One Arm Row
Also known as:Lawn Mower RowSingle Arm row
Let's work one side at a time, cub! The One-Arm Row targets your lats, traps, and mid-back while helping you build balanced strength. Place one paw - uh, hand - on a bench for support, hinge at the hips, and pull the dumbbell toward your side like you're hauling a honey pot in close. Keep it controlled, strong, and steady.

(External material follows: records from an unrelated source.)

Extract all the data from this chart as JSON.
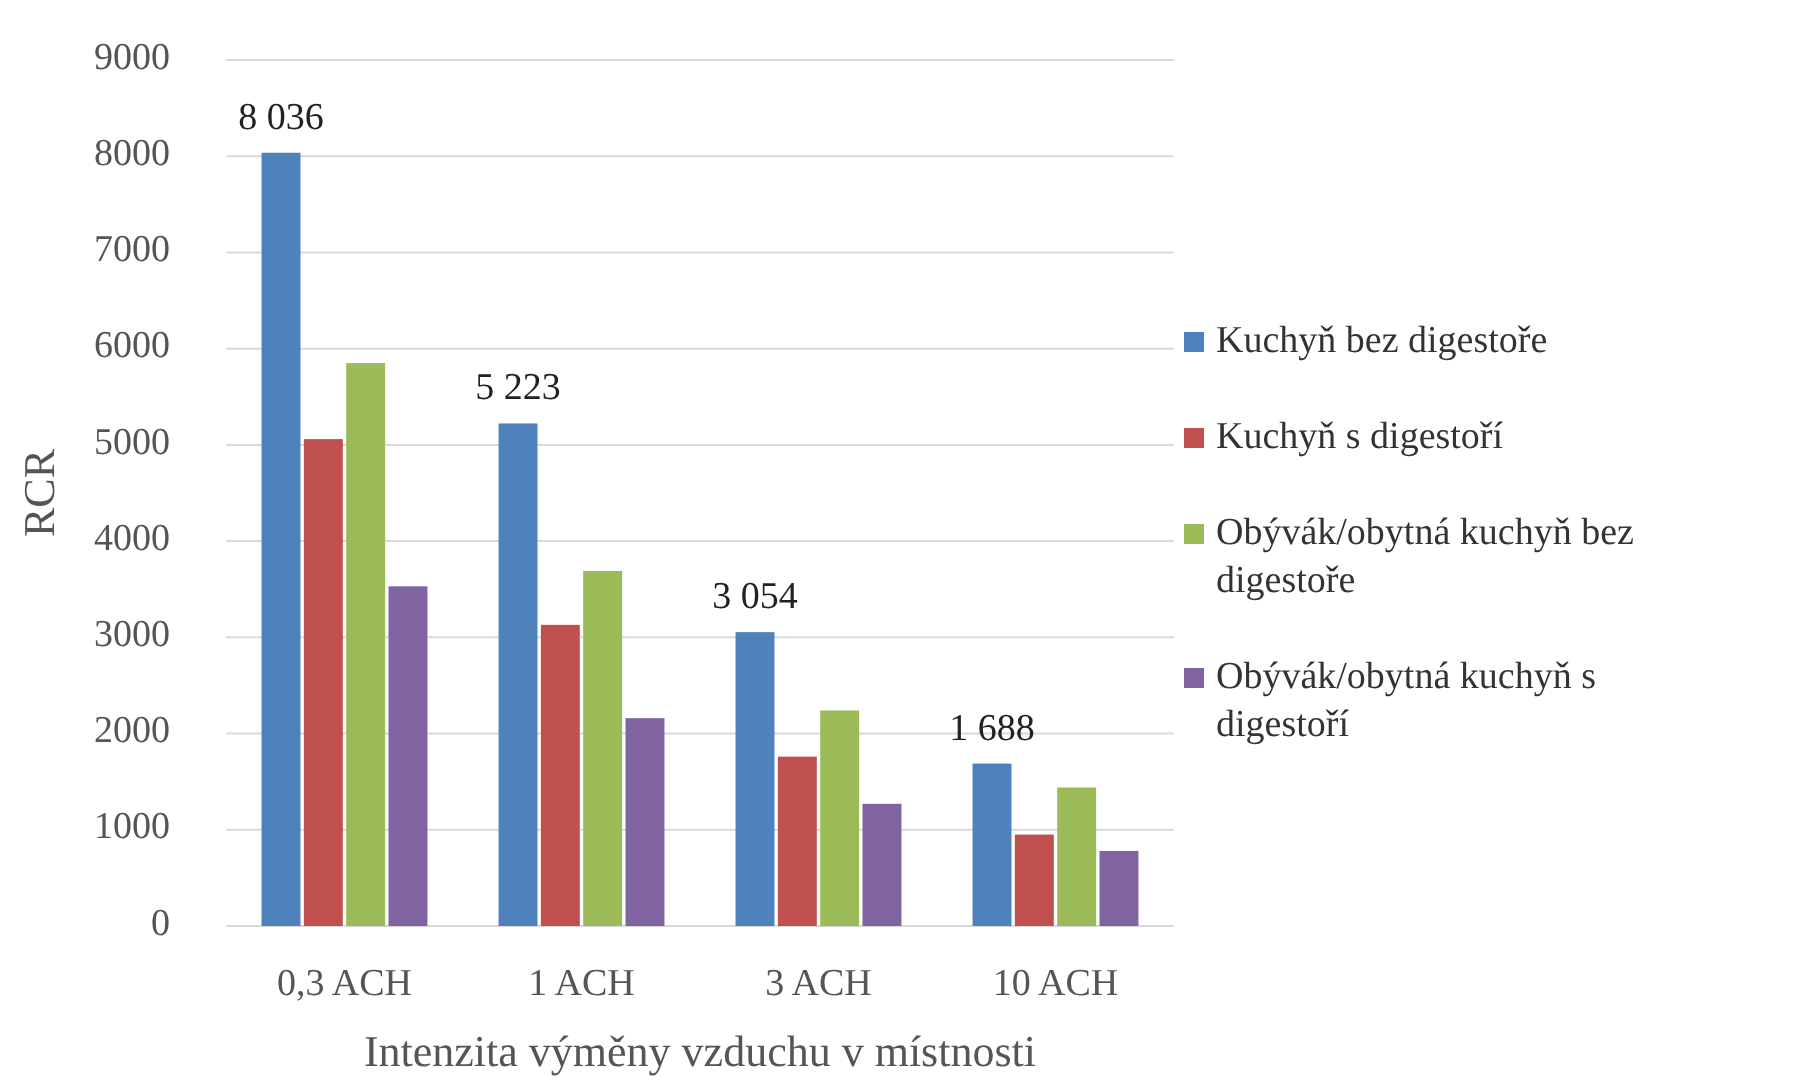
{
  "chart_data": {
    "type": "bar",
    "xlabel": "Intenzita výměny vzduchu v místnosti",
    "ylabel": "RCR",
    "categories": [
      "0,3 ACH",
      "1 ACH",
      "3 ACH",
      "10 ACH"
    ],
    "series": [
      {
        "name": "Kuchyň bez digestoře",
        "color": "#4f81bd",
        "values": [
          8036,
          5223,
          3054,
          1688
        ],
        "value_labels": [
          "8 036",
          "5 223",
          "3 054",
          "1 688"
        ]
      },
      {
        "name": "Kuchyň s digestoří",
        "color": "#c0504d",
        "values": [
          5060,
          3130,
          1760,
          950
        ]
      },
      {
        "name": "Obývák/obytná kuchyň bez digestoře",
        "color": "#9bbb59",
        "values": [
          5850,
          3690,
          2240,
          1440
        ]
      },
      {
        "name": "Obývák/obytná kuchyň s digestoří",
        "color": "#8064a2",
        "values": [
          3530,
          2160,
          1270,
          780
        ]
      }
    ],
    "ylim": [
      0,
      9000
    ],
    "yticks": [
      0,
      1000,
      2000,
      3000,
      4000,
      5000,
      6000,
      7000,
      8000,
      9000
    ],
    "grid": "y",
    "legend": "right"
  }
}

One side, then switch - no shortcuts in the forest!
Instructions
- Place your left knee and hand on a flat bench for support, keeping your back straight and parallel to the floor.
- Hold a dumbbell in your right hand with your arm fully extended toward the floor, palm facing in.
- Engage your core and pull the dumbbell toward your waist by bending your elbow and squeezing your shoulder blade.
- Pause briefly at the top of the movement.
- Lower the dumbbell slowly back to the starting position.
- Repeat for the desired number of repetitions, then switch sides.
Benefits
- Isolates and strengthens the lats, rhomboids, and traps.
- Helps correct muscle imbalances between sides.
- Improves posture and upper-body pulling strength.
- Enhances core stability due to the unsupported positioning.
- Builds foundational strength for compound back movements.
Key Points
- Keep your torso stable and avoid twisting during the movement.
- Focus on pulling with your back muscles, not just your arm.
- Use a full range of motion for maximum benefit.
- Maintain a neutral spine and keep your head aligned with your back.
- Control the dumbbell throughout the lift and descent.
Common Mistakes
- Twisting the torso to lift the weight.
- Using momentum instead of controlled movement.
- Letting the elbow flare out instead of keeping it close to the body.
- Rounding the back, risking injury.
- Neglecting to fully extend and contract the arm through each rep.